NP, RD 3/14A/1863

From the Richmond Daily Dispatch
 
March 14, 1863
  
General Assembly of Virginia
 
Friday, March 13, 1863
 
Senate
 
   The President laid before the Senate a communication from the Executive enclosing a letter from the Secretary of War on the subject of the employment of slaves, called for under an act of the Legislature, on the Piedmont Railroad within Virginia. In his letter the Secretary of War says:
   "As there was great need of force in the construction of the Piedmont Railroad, and serious apprehension on the minds of many slaveholders with regard to the small-pox in Richmond, a portion of the slaves called for under the act of the Virginia Legislature has been assigned to labor on the part of the Piedmont Railroad within Virginia. This has not been done in any case, however, without the consent of the owners."
   The Governor, in communicating the letter to the Legislature, says: "If this construction be a sound one, the slave labor of the State can be assigned to labor on the {Virginia} Central, the Virginia & Tennessee, or any other railroad in the State, upon the plea of military necessity.
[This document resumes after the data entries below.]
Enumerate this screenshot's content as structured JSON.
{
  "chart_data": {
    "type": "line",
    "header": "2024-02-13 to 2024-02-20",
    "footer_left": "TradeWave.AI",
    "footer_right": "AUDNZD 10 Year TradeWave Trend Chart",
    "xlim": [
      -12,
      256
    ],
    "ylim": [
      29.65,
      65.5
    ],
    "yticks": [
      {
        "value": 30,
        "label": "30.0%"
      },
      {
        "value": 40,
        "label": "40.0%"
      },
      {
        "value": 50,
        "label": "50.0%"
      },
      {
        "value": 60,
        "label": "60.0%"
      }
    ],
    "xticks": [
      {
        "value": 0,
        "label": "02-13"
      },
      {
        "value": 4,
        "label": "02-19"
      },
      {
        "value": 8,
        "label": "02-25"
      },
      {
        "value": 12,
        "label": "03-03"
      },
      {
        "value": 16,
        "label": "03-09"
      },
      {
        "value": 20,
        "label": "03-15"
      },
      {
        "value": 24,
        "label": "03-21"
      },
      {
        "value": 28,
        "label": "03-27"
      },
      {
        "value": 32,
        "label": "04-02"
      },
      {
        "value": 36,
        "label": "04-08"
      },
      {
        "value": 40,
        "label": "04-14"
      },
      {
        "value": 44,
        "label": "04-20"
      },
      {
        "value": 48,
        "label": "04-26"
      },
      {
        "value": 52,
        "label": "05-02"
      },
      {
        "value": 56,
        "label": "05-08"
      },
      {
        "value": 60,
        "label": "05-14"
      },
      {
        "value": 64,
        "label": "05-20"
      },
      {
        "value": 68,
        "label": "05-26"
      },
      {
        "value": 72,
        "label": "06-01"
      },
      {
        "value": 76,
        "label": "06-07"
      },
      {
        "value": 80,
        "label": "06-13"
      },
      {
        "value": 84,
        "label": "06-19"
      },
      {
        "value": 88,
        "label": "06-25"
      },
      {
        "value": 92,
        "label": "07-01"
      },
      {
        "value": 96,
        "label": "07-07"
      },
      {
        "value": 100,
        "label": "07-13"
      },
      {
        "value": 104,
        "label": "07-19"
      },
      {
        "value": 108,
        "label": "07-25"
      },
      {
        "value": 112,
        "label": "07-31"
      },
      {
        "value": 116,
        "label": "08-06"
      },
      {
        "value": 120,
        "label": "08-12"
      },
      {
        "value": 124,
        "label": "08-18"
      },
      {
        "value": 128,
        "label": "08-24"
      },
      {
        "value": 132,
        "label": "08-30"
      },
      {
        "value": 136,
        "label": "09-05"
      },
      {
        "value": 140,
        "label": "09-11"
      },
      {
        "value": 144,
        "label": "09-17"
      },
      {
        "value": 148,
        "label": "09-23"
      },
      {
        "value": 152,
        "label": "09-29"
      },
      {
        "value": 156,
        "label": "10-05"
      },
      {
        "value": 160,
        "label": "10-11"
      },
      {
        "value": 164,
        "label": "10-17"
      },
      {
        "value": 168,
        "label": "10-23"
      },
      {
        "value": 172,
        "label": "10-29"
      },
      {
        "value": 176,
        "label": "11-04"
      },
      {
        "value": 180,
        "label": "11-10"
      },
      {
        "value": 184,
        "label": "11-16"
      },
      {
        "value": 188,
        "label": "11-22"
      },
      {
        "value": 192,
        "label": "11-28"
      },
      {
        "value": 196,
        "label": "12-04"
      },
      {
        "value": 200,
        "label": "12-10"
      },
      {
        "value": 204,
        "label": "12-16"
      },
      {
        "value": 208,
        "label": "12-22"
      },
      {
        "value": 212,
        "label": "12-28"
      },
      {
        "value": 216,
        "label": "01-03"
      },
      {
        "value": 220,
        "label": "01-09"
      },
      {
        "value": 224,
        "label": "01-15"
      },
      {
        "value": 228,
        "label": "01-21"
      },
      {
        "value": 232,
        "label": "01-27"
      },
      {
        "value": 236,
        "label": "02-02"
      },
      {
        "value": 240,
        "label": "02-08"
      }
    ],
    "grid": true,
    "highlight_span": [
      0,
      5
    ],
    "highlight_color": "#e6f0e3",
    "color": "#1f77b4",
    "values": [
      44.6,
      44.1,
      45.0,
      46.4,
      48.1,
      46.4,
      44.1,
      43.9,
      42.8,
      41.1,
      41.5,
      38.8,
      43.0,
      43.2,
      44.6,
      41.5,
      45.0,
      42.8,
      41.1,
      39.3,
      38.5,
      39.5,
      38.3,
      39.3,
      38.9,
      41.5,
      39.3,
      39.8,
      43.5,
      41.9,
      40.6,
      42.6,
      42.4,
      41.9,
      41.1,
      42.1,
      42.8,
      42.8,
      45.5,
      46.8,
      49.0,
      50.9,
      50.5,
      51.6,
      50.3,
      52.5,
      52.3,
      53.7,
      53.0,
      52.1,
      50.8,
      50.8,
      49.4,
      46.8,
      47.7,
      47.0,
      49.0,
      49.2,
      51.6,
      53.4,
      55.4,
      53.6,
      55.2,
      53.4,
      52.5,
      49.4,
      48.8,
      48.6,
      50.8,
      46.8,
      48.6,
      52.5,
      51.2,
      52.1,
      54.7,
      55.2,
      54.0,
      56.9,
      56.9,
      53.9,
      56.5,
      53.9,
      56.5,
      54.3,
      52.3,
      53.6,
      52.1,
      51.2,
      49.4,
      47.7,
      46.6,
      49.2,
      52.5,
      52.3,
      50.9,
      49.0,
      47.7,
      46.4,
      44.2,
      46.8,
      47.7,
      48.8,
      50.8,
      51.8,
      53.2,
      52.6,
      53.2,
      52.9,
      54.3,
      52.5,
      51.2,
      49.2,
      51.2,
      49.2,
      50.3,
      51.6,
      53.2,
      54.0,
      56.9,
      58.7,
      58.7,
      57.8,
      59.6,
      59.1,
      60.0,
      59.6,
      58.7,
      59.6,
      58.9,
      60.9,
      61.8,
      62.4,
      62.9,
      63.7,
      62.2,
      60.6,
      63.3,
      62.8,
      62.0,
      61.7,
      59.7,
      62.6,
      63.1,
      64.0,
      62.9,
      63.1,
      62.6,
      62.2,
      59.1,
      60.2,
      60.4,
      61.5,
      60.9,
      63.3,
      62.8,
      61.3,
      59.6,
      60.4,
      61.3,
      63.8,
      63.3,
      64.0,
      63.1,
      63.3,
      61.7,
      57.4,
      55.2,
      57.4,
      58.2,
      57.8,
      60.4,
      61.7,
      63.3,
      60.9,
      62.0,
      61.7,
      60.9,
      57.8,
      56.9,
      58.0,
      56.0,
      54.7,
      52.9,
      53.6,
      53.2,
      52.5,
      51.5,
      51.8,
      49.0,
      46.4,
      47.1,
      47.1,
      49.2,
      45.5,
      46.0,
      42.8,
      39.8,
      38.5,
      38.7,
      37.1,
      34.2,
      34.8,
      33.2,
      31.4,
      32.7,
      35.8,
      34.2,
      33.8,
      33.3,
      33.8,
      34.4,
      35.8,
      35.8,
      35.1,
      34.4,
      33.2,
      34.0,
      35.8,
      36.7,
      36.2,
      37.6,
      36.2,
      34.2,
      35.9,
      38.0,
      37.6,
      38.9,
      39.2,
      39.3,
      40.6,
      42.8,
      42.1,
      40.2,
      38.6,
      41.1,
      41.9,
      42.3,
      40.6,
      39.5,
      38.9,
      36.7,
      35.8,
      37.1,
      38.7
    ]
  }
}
Without roads it would be impossible to transport the army and the supplies necessary to sustain the troops. All I desire to know is whether this construction of the law is in accordance with the views of the General Assembly."
   The reading of the communication gave rise to a warm debate, in which Messrs. Christian of Augusta. Nash of Chesterfield, Douglas of King William, Neeson of Marion, Robertson of Richmond and others, participated. The general tenor of their remarks were in opposition to the construction put upon the act by the Secretary of War.